Apr 07 2014 Posted: 13:17 IST

Major International Conference at NUI Galway relating to Ageing, the Life Course and Meaning will look at the theme “Meaning and Culture(s): Exploring the Life Course”

NUI Galway will host the 8th International Conference on Cultural Gerontology, which is also the 2nd Conference of the European Network in Aging Studies. The conference entitled Meaning and Culture(s): Exploring the Life Course will take place in the Arts Millennium Building at NUI Galway from the 10 – 12 April.

This major international conference provides further evidence of the University’s global reputation in questions relating to ageing and the life course. The conference theme reflects the fact that the process of ageing is not the same everywhere. In some societies older people are powerful and revered. In others, ageing may be feared as a period of exclusion and decline. How people get older thus depends not only on key factors such as health, but also on issues including the values and ideas attached to ageing in the societies in which they live and how they are expected to contribute to their communities.

The conference, jointly organised by the Irish Centre for Social Gerontology and the School of Political Science and Sociology at NUI Galway, explores older people’s different ways of interpreting their own life-courses, as positive or negative, the contrasting ways we age in different cultural environments, as well as expectations or stereotypes that affect older people’s possibilities for participating in society and their experience of ageing.

Over 200 papers presented by more than 250 delegates from all over the world will interrogate the opportunities, challenges and disputes connected with values and practices affecting people’s life-courses. How connected are they with economic assumptions that appear to reject people after they have left work or with youth cultures demanding that everyone should aim for physical beauty?

Three keynote speakers will participate, all of whom are outstanding scholars and acknowledged international leaders in the thriving field of cultural gerontology.
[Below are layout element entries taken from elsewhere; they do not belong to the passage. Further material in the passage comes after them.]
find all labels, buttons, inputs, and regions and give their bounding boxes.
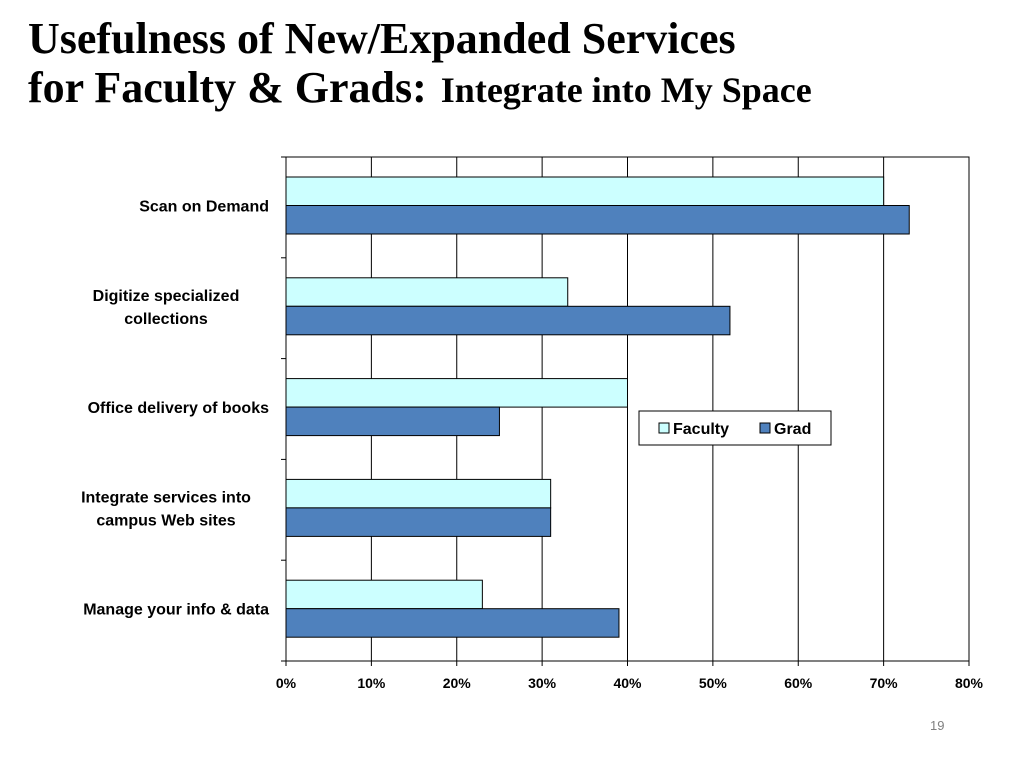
x-tick-label: 40%	[613, 675, 642, 691]
category-label: Integrate services into campus Web sites	[81, 489, 251, 529]
legend-label: Grad	[774, 421, 811, 438]
x-tick-label: 70%	[870, 675, 899, 691]
category-label-line: collections	[124, 311, 208, 328]
title-line-1: Usefulness of New/Expanded Services	[28, 14, 736, 63]
title-line-2-main: for Faculty & Grads:	[28, 63, 427, 113]
bar-faculty	[285, 378, 628, 408]
category-label-line: Digitize specialized	[93, 288, 240, 305]
category-label-line: campus Web sites	[96, 512, 235, 529]
category-label-line: Office delivery of books	[88, 400, 269, 417]
x-tick-label: 50%	[699, 675, 728, 691]
category-label-line: Manage your info & data	[83, 602, 269, 619]
legend-box	[638, 410, 832, 446]
title-line-2: for Faculty & Grads: Integrate into My Sp…	[28, 63, 812, 112]
bar-grad	[285, 406, 500, 437]
bar-grad	[285, 507, 552, 537]
legend-swatch-faculty	[658, 422, 670, 434]
bar-faculty	[285, 277, 569, 307]
bar-faculty	[285, 579, 483, 610]
bar-grad	[285, 305, 731, 336]
category-label: Scan on Demand	[139, 199, 269, 216]
category-label-line: Scan on Demand	[139, 199, 269, 216]
x-tick-label: 20%	[443, 675, 472, 691]
bar-grad	[285, 205, 910, 235]
legend: Faculty Grad	[638, 410, 832, 446]
legend-label: Faculty	[673, 421, 729, 438]
category-label: Office delivery of books	[88, 400, 269, 417]
category-label-line: Integrate services into	[81, 489, 251, 506]
bar-grad	[285, 608, 620, 638]
slide-title: Usefulness of New/Expanded Services for …	[28, 14, 812, 113]
page-number: 19	[930, 718, 945, 733]
legend-swatch-grad	[759, 422, 771, 434]
x-tick-label: 10%	[357, 675, 386, 691]
x-tick-label: 30%	[528, 675, 557, 691]
category-label: Manage your info & data	[83, 602, 269, 619]
x-tick-label: 0%	[276, 675, 297, 691]
bar-faculty	[285, 176, 885, 206]
x-tick-label: 60%	[784, 675, 813, 691]
title-line-2-subtitle: Integrate into My Space	[440, 70, 812, 111]
category-label: Digitize specialized collections	[93, 288, 240, 328]
bar-faculty	[285, 478, 552, 509]
x-tick-label: 80%	[955, 675, 984, 691]
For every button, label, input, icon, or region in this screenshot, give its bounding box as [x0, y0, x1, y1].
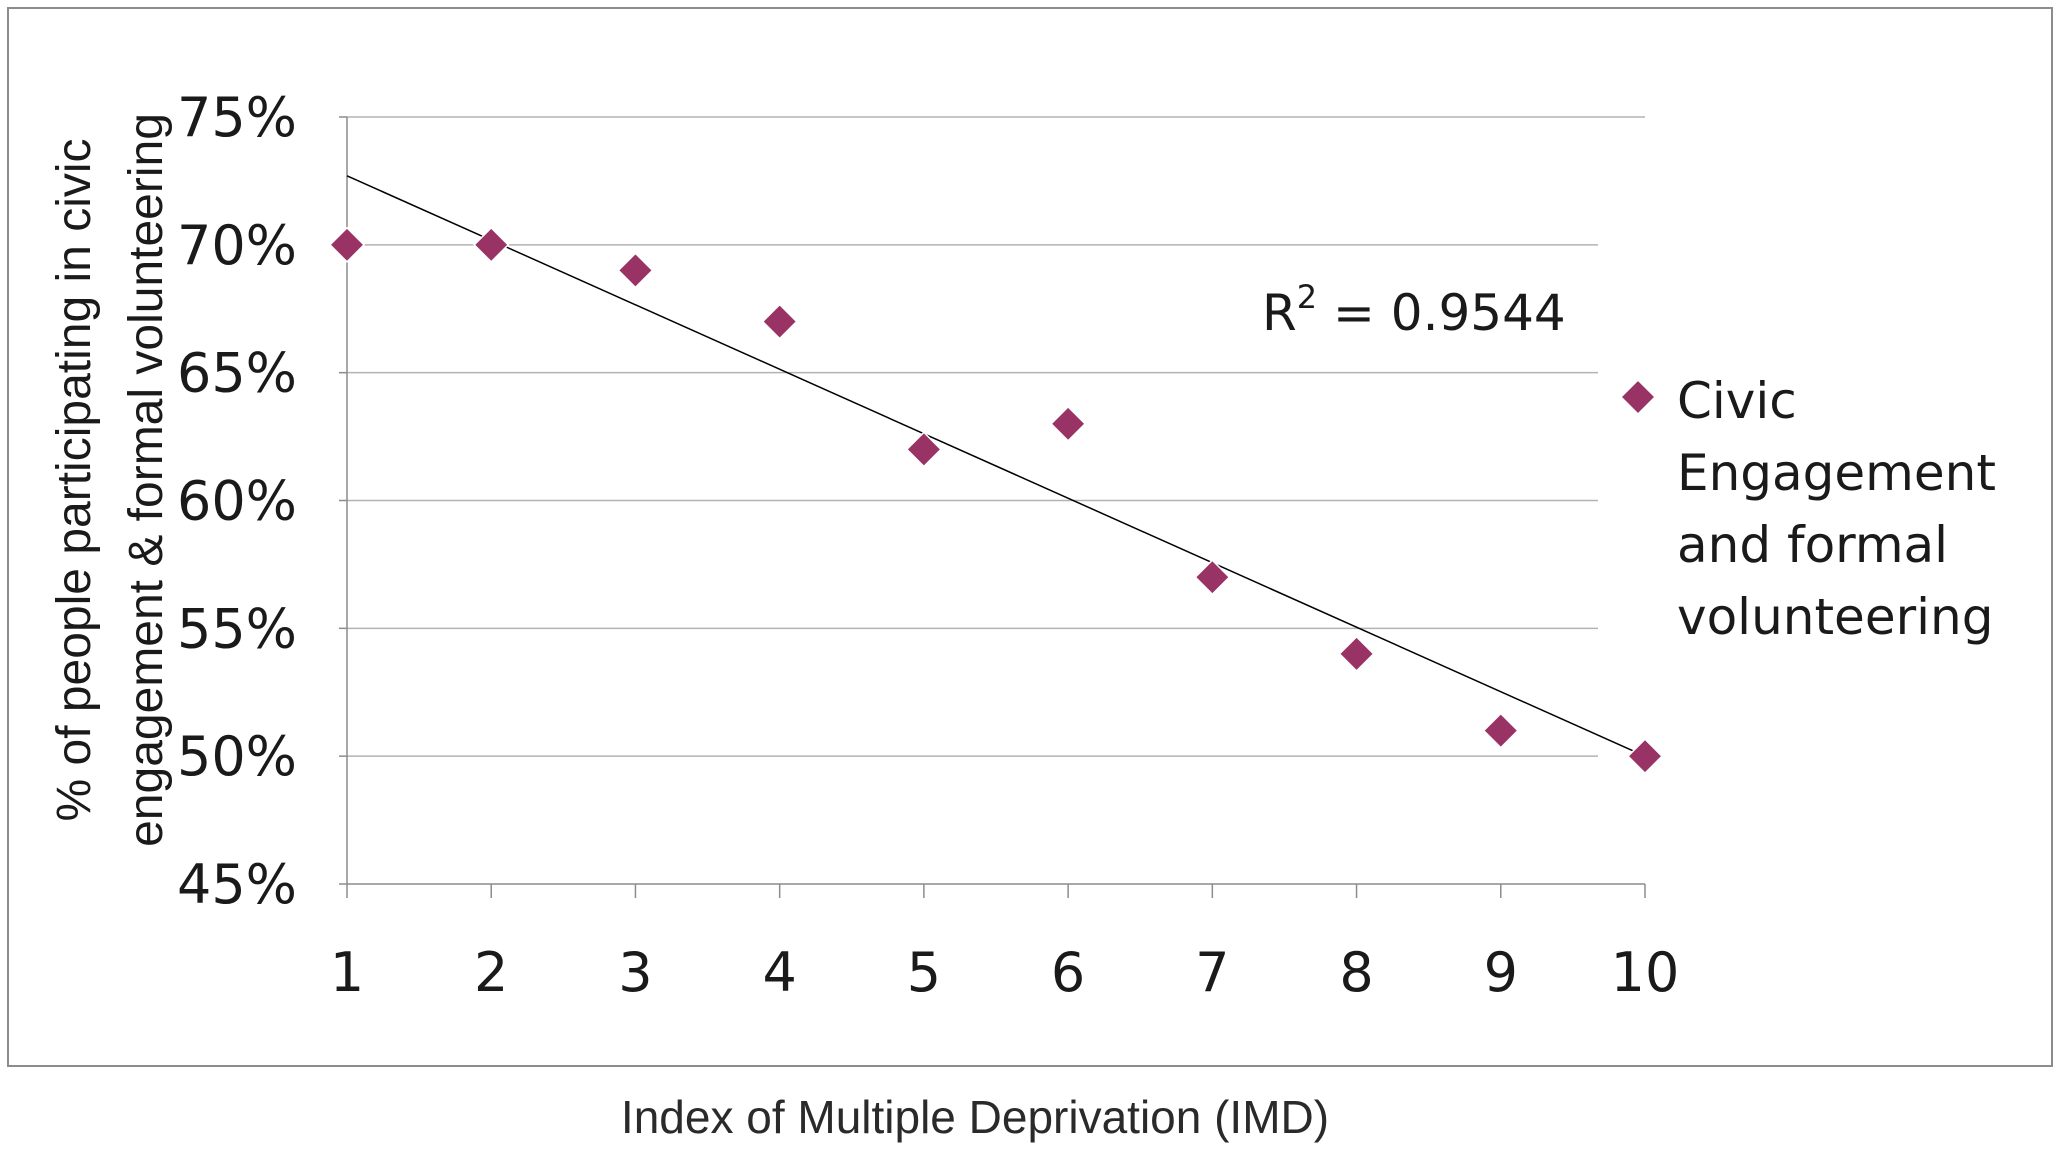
y-tick-label: 55% — [177, 597, 297, 660]
trendline — [346, 175, 1646, 757]
data-point — [1626, 738, 1664, 775]
legend-marker — [1619, 378, 1657, 416]
x-tick-label: 5 — [907, 941, 941, 1004]
r-squared-label: R2 = 0.9544 — [1262, 278, 1566, 342]
x-tick-label: 7 — [1195, 941, 1229, 1004]
y-tick-label: 60% — [177, 470, 297, 533]
data-point — [1050, 405, 1087, 442]
chart-frame — [7, 7, 2053, 1067]
x-tick-label: 10 — [1611, 941, 1680, 1004]
data-point — [1338, 635, 1375, 672]
data-points — [328, 226, 1664, 775]
legend: Civic Engagement and formal volunteering — [1619, 372, 1996, 646]
x-tick-label: 3 — [618, 941, 652, 1004]
data-point — [328, 226, 366, 263]
legend-label: Civic Engagement and formal volunteering — [1677, 372, 1996, 646]
x-tick-label: 2 — [474, 941, 508, 1004]
x-tick-label: 6 — [1051, 941, 1085, 1004]
x-tick-label: 4 — [762, 941, 796, 1004]
data-point — [473, 226, 510, 263]
x-axis-label: Index of Multiple Deprivation (IMD) — [621, 1091, 1329, 1143]
x-tick-label: 1 — [330, 941, 364, 1004]
labels: 45% 50% 55% 60% 65% 70% 75% 1 2 3 4 5 6 7 8 9 10 R2 = 0.9… — [48, 86, 1679, 1143]
data-point — [1482, 712, 1519, 749]
x-tick-label: 9 — [1484, 941, 1518, 1004]
y-tick-label: 75% — [177, 86, 297, 149]
data-point — [761, 303, 798, 340]
x-tick-label: 8 — [1339, 941, 1373, 1004]
y-tick-label: 65% — [177, 342, 297, 405]
gridlines — [347, 116, 1645, 757]
data-point — [905, 431, 942, 468]
y-tick-label: 50% — [177, 725, 297, 788]
data-point — [617, 252, 654, 289]
y-axis-label: % of people participating in civic engage… — [48, 113, 173, 847]
y-tick-label: 70% — [177, 214, 297, 277]
trendline-layer — [346, 175, 1646, 757]
data-point — [1194, 559, 1231, 596]
y-tick-label: 45% — [177, 853, 297, 916]
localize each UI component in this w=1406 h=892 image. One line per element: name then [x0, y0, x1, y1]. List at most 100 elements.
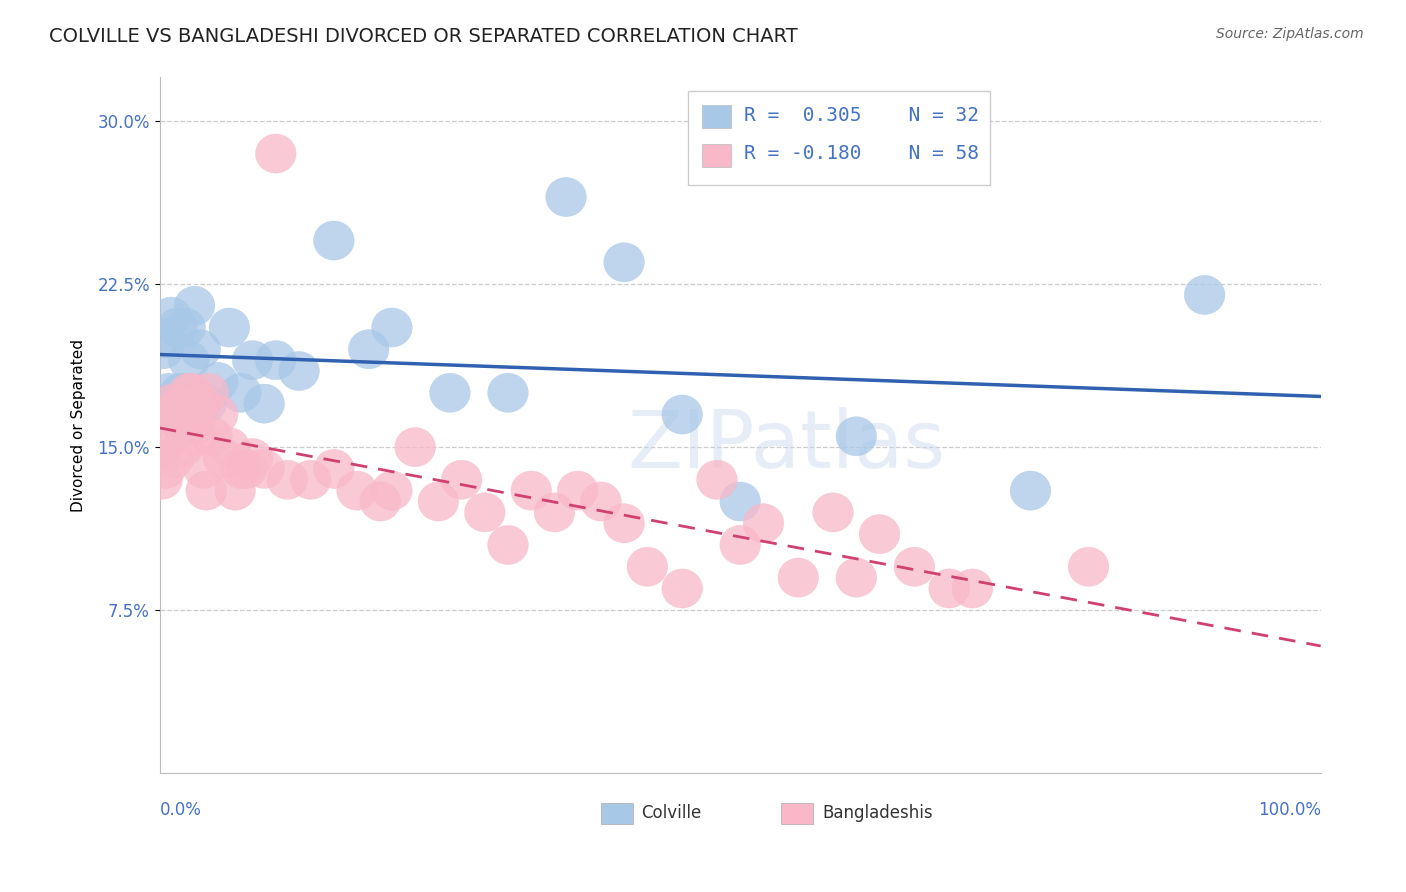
Ellipse shape — [221, 450, 262, 489]
Ellipse shape — [232, 439, 273, 477]
Ellipse shape — [441, 460, 482, 500]
Text: Source: ZipAtlas.com: Source: ZipAtlas.com — [1216, 27, 1364, 41]
Ellipse shape — [418, 482, 458, 521]
Ellipse shape — [215, 471, 256, 510]
Ellipse shape — [153, 439, 194, 477]
Ellipse shape — [142, 460, 183, 500]
FancyBboxPatch shape — [702, 105, 731, 128]
Ellipse shape — [160, 373, 201, 412]
Ellipse shape — [662, 569, 703, 608]
Ellipse shape — [546, 178, 586, 217]
Ellipse shape — [169, 341, 209, 380]
Ellipse shape — [278, 351, 319, 391]
Ellipse shape — [149, 373, 190, 412]
FancyBboxPatch shape — [688, 91, 990, 186]
Ellipse shape — [488, 373, 529, 412]
Ellipse shape — [337, 471, 377, 510]
Ellipse shape — [186, 471, 226, 510]
Text: COLVILLE VS BANGLADESHI DIVORCED OR SEPARATED CORRELATION CHART: COLVILLE VS BANGLADESHI DIVORCED OR SEPA… — [49, 27, 799, 45]
Ellipse shape — [177, 417, 217, 456]
Ellipse shape — [256, 341, 297, 380]
Ellipse shape — [174, 406, 215, 445]
Ellipse shape — [226, 450, 267, 489]
Ellipse shape — [184, 450, 224, 489]
Ellipse shape — [143, 427, 184, 467]
Ellipse shape — [314, 221, 354, 260]
Ellipse shape — [165, 395, 205, 434]
Ellipse shape — [360, 482, 401, 521]
Ellipse shape — [267, 460, 308, 500]
Ellipse shape — [221, 373, 262, 412]
Ellipse shape — [603, 243, 644, 282]
Ellipse shape — [464, 492, 505, 532]
Ellipse shape — [603, 504, 644, 543]
Ellipse shape — [371, 308, 412, 347]
Ellipse shape — [186, 384, 226, 423]
Ellipse shape — [744, 504, 783, 543]
Ellipse shape — [720, 482, 761, 521]
Ellipse shape — [510, 471, 551, 510]
Ellipse shape — [150, 297, 191, 336]
Ellipse shape — [172, 373, 212, 412]
Ellipse shape — [163, 427, 204, 467]
Ellipse shape — [169, 373, 209, 412]
Ellipse shape — [174, 286, 215, 326]
Ellipse shape — [395, 427, 436, 467]
Ellipse shape — [232, 341, 273, 380]
Ellipse shape — [837, 417, 876, 456]
Ellipse shape — [191, 417, 232, 456]
FancyBboxPatch shape — [780, 804, 813, 824]
Ellipse shape — [778, 558, 818, 597]
Ellipse shape — [430, 373, 470, 412]
Ellipse shape — [157, 308, 197, 347]
Ellipse shape — [488, 525, 529, 565]
Ellipse shape — [1010, 471, 1050, 510]
Ellipse shape — [534, 492, 575, 532]
Ellipse shape — [197, 362, 238, 401]
Ellipse shape — [243, 384, 284, 423]
Ellipse shape — [837, 558, 876, 597]
Text: R = -0.180    N = 58: R = -0.180 N = 58 — [744, 145, 979, 163]
Y-axis label: Divorced or Separated: Divorced or Separated — [72, 339, 86, 512]
Ellipse shape — [581, 482, 621, 521]
Ellipse shape — [557, 471, 598, 510]
Text: Colville: Colville — [641, 804, 702, 822]
Ellipse shape — [894, 547, 935, 586]
Ellipse shape — [188, 373, 229, 412]
Text: R =  0.305    N = 32: R = 0.305 N = 32 — [744, 106, 979, 125]
Ellipse shape — [720, 525, 761, 565]
Ellipse shape — [209, 308, 250, 347]
Ellipse shape — [813, 492, 853, 532]
Ellipse shape — [859, 515, 900, 554]
Ellipse shape — [148, 417, 188, 456]
Ellipse shape — [172, 384, 212, 423]
Text: ZIPatlas: ZIPatlas — [627, 408, 946, 485]
Ellipse shape — [150, 384, 191, 423]
Ellipse shape — [180, 384, 221, 423]
FancyBboxPatch shape — [600, 804, 633, 824]
Ellipse shape — [349, 330, 389, 369]
Ellipse shape — [165, 308, 205, 347]
FancyBboxPatch shape — [702, 144, 731, 167]
Ellipse shape — [314, 450, 354, 489]
Ellipse shape — [290, 460, 330, 500]
Ellipse shape — [160, 384, 201, 423]
Ellipse shape — [243, 450, 284, 489]
Ellipse shape — [157, 395, 197, 434]
Ellipse shape — [145, 450, 186, 489]
Ellipse shape — [256, 134, 297, 173]
Ellipse shape — [204, 439, 243, 477]
Ellipse shape — [1184, 276, 1225, 315]
Ellipse shape — [627, 547, 668, 586]
Ellipse shape — [662, 395, 703, 434]
Ellipse shape — [1069, 547, 1109, 586]
Ellipse shape — [149, 395, 190, 434]
Ellipse shape — [163, 406, 204, 445]
Text: Bangladeshis: Bangladeshis — [823, 804, 934, 822]
Ellipse shape — [145, 318, 186, 358]
Ellipse shape — [143, 330, 184, 369]
Text: 0.0%: 0.0% — [160, 801, 201, 819]
Ellipse shape — [180, 330, 221, 369]
Ellipse shape — [371, 471, 412, 510]
Ellipse shape — [696, 460, 737, 500]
Harry R. Moody, recently retired as Vice President and Director of Academic Affairs at AARP, USA, will give a plenary lecture entitled “Gray is Green: Elders and the Care of the Earth”. It will take place in the Arts Millennium Building, Ó hEocha Theatre (AM250) at 1.45pm on Thursday, 10 April.

Aagje Swinnen from Maastricht University, The Netherlands, will give a plenary lecture entitled “Healing Words: Critical Inquiry of Poetry Interventions in Dementia Care”, on Friday, 11 April at 1.30pm. And on Saturday, 12 April, Stephen Katz from Trent University, Canada, will give a plenary lecture entitled “Music, Performance and Generation: The Making of Boomer Biographies”, at 12.45pm in the Ó hEocha Theatre.

Professor Ricca Edmondson, School of Political Science and Sociology, NUI Galway said, “The scientific study of ageing focuses increasingly on values, ideas and habits associated with the ageing process: where they come from, what impacts they have, and how they can be changed. Our conference brings together international experts from disciplines ranging throughout the humanities and social and behavioural sciences to explore these key issues.”

Professor Thomas Scharf, Director of the Irish Centre for Social Gerontology, NUI Galway said, “Exploring the cultural aspect of ageing is crucial to understanding how our life-courses take shape. It helps us to understand better how social processes enhance or undermine the implications of ageing for all of us. This conference can make an important contribution to public and political debate on the status of older people, not just in Ireland but also in many other countries.”

The conference runs from the 10-12 April with registration at the Arts Millennium Building, NUI Galway.